I didn’t mean for the time between posts about ghost ships to go for 2 months, but apparently time flies when you’re not paying attention. So here I am with the follow-up to the first ghost ships post. It seems as we come closer to the 21st century, the phrase ghost ship has taken on new meaning. Nowadays it simply means a ship which turns up empty with no immediate explanations of the crew’s whereabouts. No longer do we encounter spiritual apparitions of ships, but actual vessels that can be boarded and investigated. The two ships for this part 2 fit into this newer category of ghost ship…

While most ghost ship stories have origins before the turn of the 20th Century, the Carroll A. Deering is an exception. After an encounter with the Cape Lookout Lightship on January 28, 1921, it was found run aground three days later, completely abandoned.

 On February 4, another Coast Guard cutter,  the Manning,  arrived with the tug Rescue. The Deering was finally boarded at 10:30 a.m. by the wrecking crew, which stayed aboard until 4:30 p.m.. On board they found the vessel shipshape, but strangely deserted and quiet except for the usual creaks. Curiously, all articles belonging to the officers and crew were missing. The ship’s papers, chronometer, log, and all navigating instruments including the ship’s clock were also gone. In the galley they found certain foods soaking in preparation for the next day’s meal. The captain’s room was also in an interesting condition. It appeared by three different sets of boots that three men had actually shared the cabin before the end. The spare bed was also slept in. The large map, recording the ship’s movements, had been marked since the 23rd of January in another hand then Wormell’s distinctive handwriting. And as the crew had informed the Lightship, the wreckers noticed that the Deering had lost her anchors. Make-shift anchors, however, had been found in their place. Red lights had been run up the mast,  an indication she was derelict or out of control.

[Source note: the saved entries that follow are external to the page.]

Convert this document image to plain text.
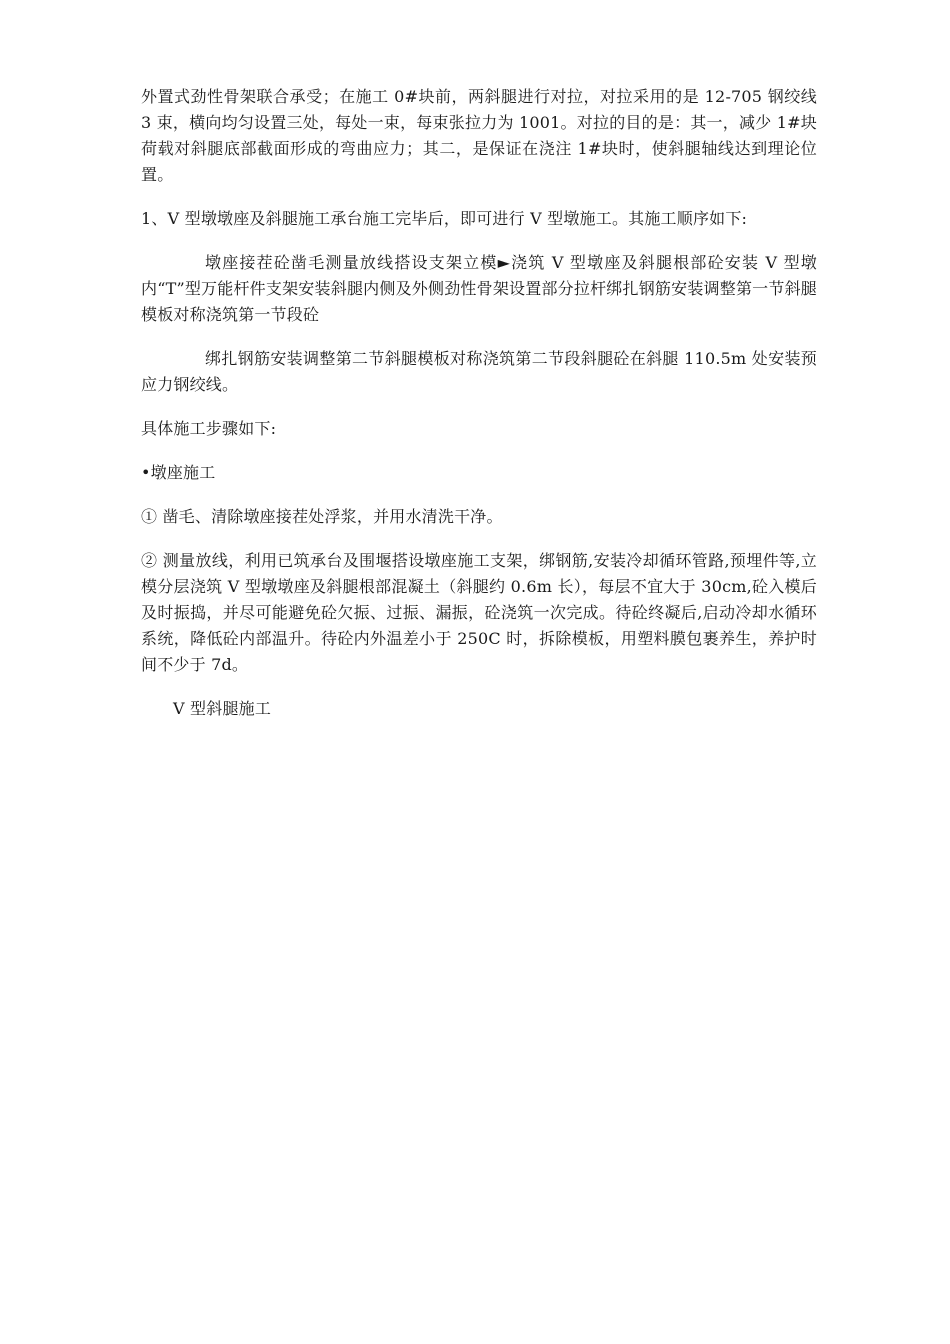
外置式劲性骨架联合承受；在施工 0#块前，两斜腿进行对拉，对拉采用的是 12-705 钢绞线 3 束，横向均匀设置三处，每处一束，每束张拉力为 1001。对拉的目的是：其一，减少 1#块荷载对斜腿底部截面形成的弯曲应力；其二，是保证在浇注 1#块时，使斜腿轴线达到理论位置。

1、V 型墩墩座及斜腿施工承台施工完毕后，即可进行 V 型墩施工。其施工顺序如下:

墩座接茬砼凿毛测量放线搭设支架立模►浇筑 V 型墩座及斜腿根部砼安装 V 型墩内“T”型万能杆件支架安装斜腿内侧及外侧劲性骨架设置部分拉杆绑扎钢筋安装调整第一节斜腿模板对称浇筑第一节段砼

绑扎钢筋安装调整第二节斜腿模板对称浇筑第二节段斜腿砼在斜腿 110.5m 处安装预应力钢绞线。

具体施工步骤如下:

•墩座施工

① 凿毛、清除墩座接茬处浮浆，并用水清洗干净。

② 测量放线，利用已筑承台及围堰搭设墩座施工支架，绑钢筋,安装冷却循环管路,预埋件等,立模分层浇筑 V 型墩墩座及斜腿根部混凝土（斜腿约 0.6m 长），每层不宜大于 30cm,砼入模后及时振捣，并尽可能避免砼欠振、过振、漏振，砼浇筑一次完成。待砼终凝后,启动冷却水循环系统，降低砼内部温升。待砼内外温差小于 250C 时，拆除模板，用塑料膜包裹养生，养护时间不少于 7d。

V 型斜腿施工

Unfortunately, the Deering could not be moved from her spot and was subsequently destroyed. An investigation followed, taken up by 5 different departments of the federal government. Then Secretary of Commerce, Herbert Hoover, took special interest when it was discovered that nine ships of various nationalities disappeared around the same time and area.

The most prominent theory of what happened to the Deering leaned toward the crew being involved in illegal rum-running. Another idea had to do with piracy; namely Russian piracy. A third idea was simply mutiny, but unfortunately it seems no one explanation ever really stuck because none of them could explain all of the disappearances. None of the explanations has ever been able to quite satisfy everyone who has ever investigated the mystery.


 A more modern tale has a reasonable explanation if not altogether “above board”. In 2006, the Bel Amica was discovered off the coast of the Italian island of Sardinia completely abandoned with no identifying marks or items on board save for a plaque bearing the name ‘Bel Amica’. It was a schooner-type vessel unlike any seen in Italy and records showed no such vessel registered in Italy.

The owner was later found and explained that he’d planned to return to the vessel after taking care of a family emergency at his home in Luxembourg, but the Italian press felt it was more likely that he was trying to avoid the heavy taxation on luxury vessels.